Related Reading: Can I Sue My Father for Abandonment? [IS IT LEGAL]
Child Support When Father’s Name Isn’t On Birth Certificate
Child support is a continuous payment that needs to be made by a parent for financial assistance. Even if the biological father’s name does not appear on the birth certificate, he has a legal obligation to pay child support. Only once the biological father is established in court will he be required to pay child support. An unconfirmed father is not required to pay child maintenance.
The father must pay child support to the mother, if needed, regardless of whether his name is recorded on the birth certificate or not.
The court decides upon the amount payable based on the parent’s financial situation, e.g., if the father does not earn much, he will pay less for child support, or if the father makes more money, he will pay more for child support.

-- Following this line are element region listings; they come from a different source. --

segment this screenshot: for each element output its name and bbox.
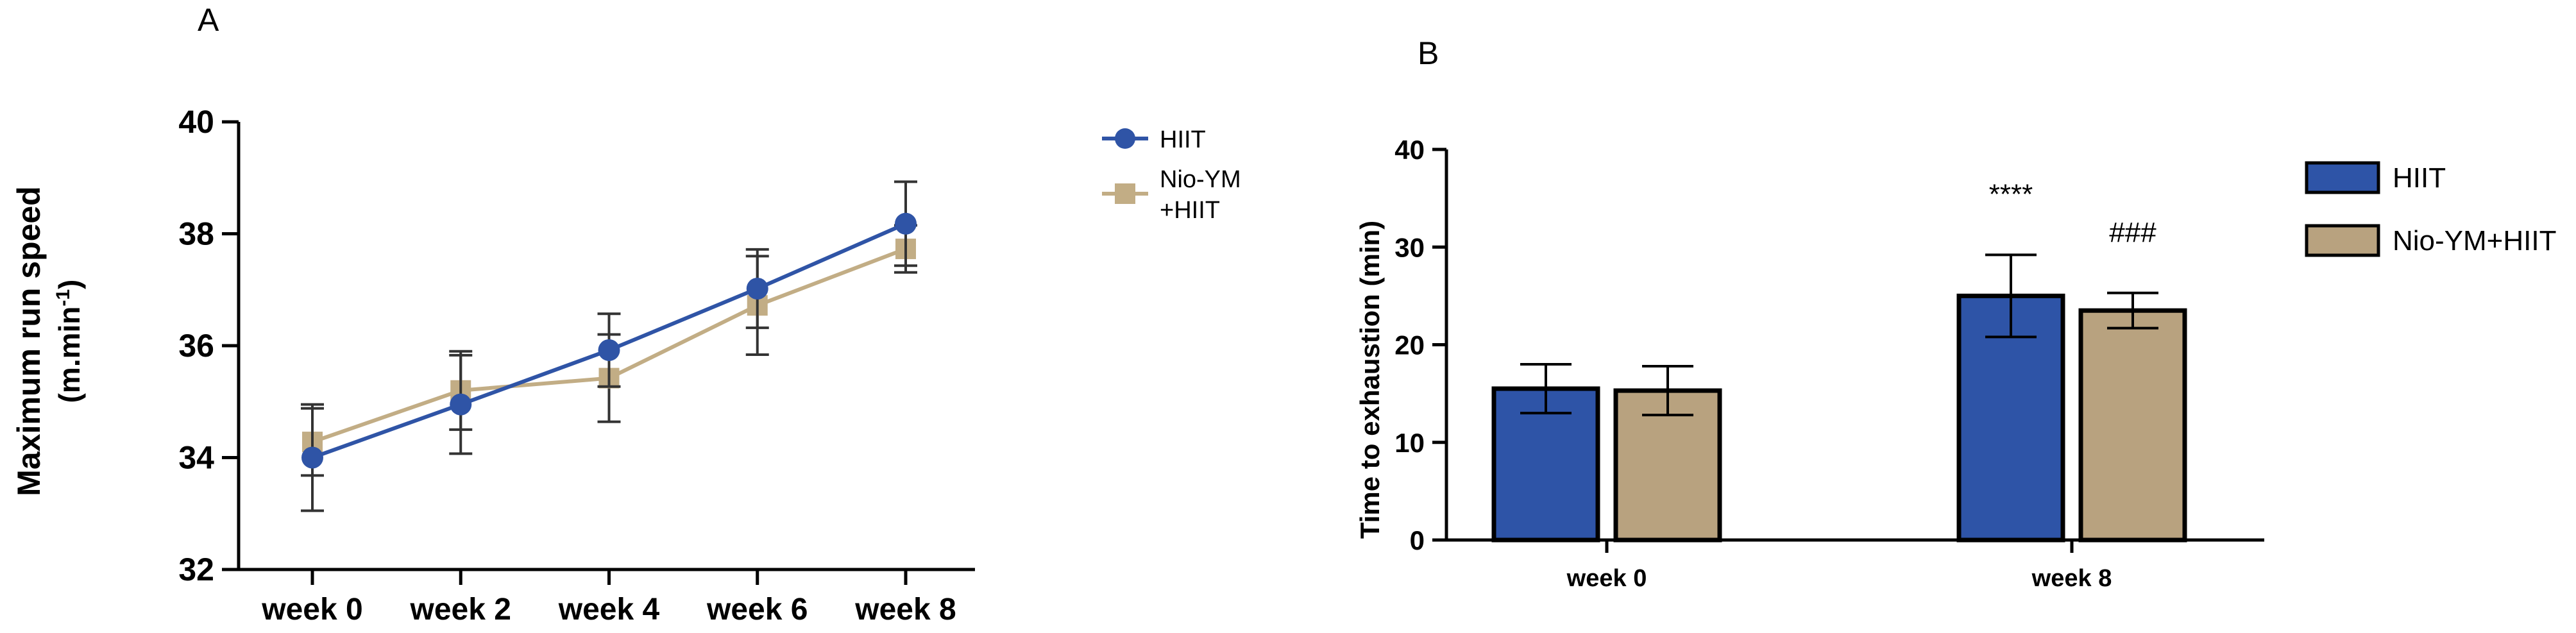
panel-b-x-ticks: week 0 week 8 (1566, 540, 2112, 592)
legend-marker (1115, 128, 1135, 149)
data-point (598, 339, 620, 361)
data-point (450, 393, 472, 416)
panel-b-x-tick-label: week 0 (1566, 565, 1647, 592)
legend-label: HIIT (1160, 126, 1206, 153)
data-point (301, 446, 323, 469)
legend-item-nio-ym-hiit: Nio-YM+HIIT (2305, 224, 2556, 257)
panel-b-y-axis-title: Time to exhaustion (min) (1355, 221, 1385, 539)
data-point (895, 212, 917, 235)
legend-label: HIIT (2393, 162, 2446, 194)
legend-item-hiit: HIIT (2305, 161, 2446, 194)
panel-a-y-ticks: 32 34 36 38 40 (178, 104, 239, 587)
panel-b-y-tick-label: 10 (1394, 428, 1425, 458)
bar-hiit-week-0 (1491, 362, 1600, 543)
panel-a-y-axis-title: Maximum run speed (11, 186, 47, 496)
panel-a-letter: A (198, 2, 219, 38)
panel-a-x-tick-label: week 6 (706, 593, 808, 627)
panel-b-annotations: **** ### (1989, 178, 2157, 248)
legend-item-hiit: HIIT (1102, 126, 1206, 153)
panel-a-x-tick-label: week 4 (558, 593, 660, 627)
legend-marker (1115, 183, 1135, 204)
panel-b-bars (1491, 253, 2187, 543)
panel-a-y-tick-label: 40 (178, 104, 214, 140)
panel-b-x-tick-label: week 8 (2031, 565, 2112, 592)
panel-a-x-tick-label: week 2 (410, 593, 511, 627)
panel-b-y-ticks: 0 10 20 30 40 (1394, 135, 1446, 555)
legend-label: +HIIT (1160, 197, 1220, 224)
significance-marker: ### (2109, 217, 2157, 248)
bar-nio-ym-hiit-week-8 (2078, 291, 2187, 543)
panel-a-x-tick-label: week 0 (261, 593, 362, 627)
panel-b: B 0 10 20 30 40 week 0 week 8 **** ### Time to… (1355, 35, 2556, 592)
data-point (746, 278, 768, 300)
panel-a-x-tick-label: week 8 (854, 593, 956, 627)
panel-b-y-tick-label: 40 (1394, 135, 1425, 165)
panel-a-series (301, 180, 917, 512)
panel-a-y-tick-label: 34 (178, 440, 214, 476)
panel-b-y-tick-label: 20 (1394, 330, 1425, 360)
significance-marker: **** (1989, 178, 2033, 210)
panel-a-y-tick-label: 38 (178, 216, 214, 252)
panel-a-y-tick-label: 32 (178, 552, 214, 587)
panel-b-y-tick-label: 0 (1410, 525, 1425, 555)
panel-a-y-tick-label: 36 (178, 328, 214, 364)
bar (2078, 308, 2187, 543)
legend-swatch (2305, 224, 2380, 257)
bar-hiit-week-8 (1956, 253, 2065, 543)
panel-b-legend: HIIT Nio-YM+HIIT (2305, 161, 2556, 257)
panel-a-x-ticks: week 0 week 2 week 4 week 6 week 8 (261, 570, 956, 627)
panel-a-legend: HIIT Nio-YM +HIIT (1102, 126, 1241, 224)
series-hiit (301, 180, 917, 512)
panel-b-y-tick-label: 30 (1394, 232, 1425, 262)
legend-swatch (2305, 161, 2380, 194)
legend-label: Nio-YM+HIIT (2393, 225, 2556, 257)
panel-a-y-axis-unit: (m.min-1) (53, 280, 87, 403)
legend-label: Nio-YM (1160, 166, 1241, 193)
bar-nio-ym-hiit-week-0 (1613, 364, 1722, 543)
panel-b-letter: B (1418, 35, 1439, 71)
legend-item-nio-ym-hiit: Nio-YM +HIIT (1102, 166, 1241, 224)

Importance Of Establishing Paternity
Here are the reasons why establishing paternity is beneficial to the child:
- The child has the right to know who their father is and the details about their background
- The child has a legal right to benefits from the father
- The father can establish a relationship with the child and organize visitations
Establishing paternity is also important for medical reasons. The child needs to know their father’s medical history. The child and the child’s doctor must be aware of any diseases or genetic traits that can influence the child’s well-being. Once the father signs a paternity affidavit, he can add the child to his medical insurance.
Related Reading: How Do I Sell My Father’s Property?
It might seem unfair not to be able to remove an absent father from your child’s birth certificate. Unfortunately, the biological father’s name may not be removed unless a stepfather petitioned a name removal or you listed the wrong person as the father. Name removal can be an easy or difficult process, depending on the parents and their attitude towards one another.
The mother also needs to accept the legal rights of the father and the long-term benefits of having the father in the child’s life. When it comes to our children, we have to make decisions that will assure their well-being, even if we disagree.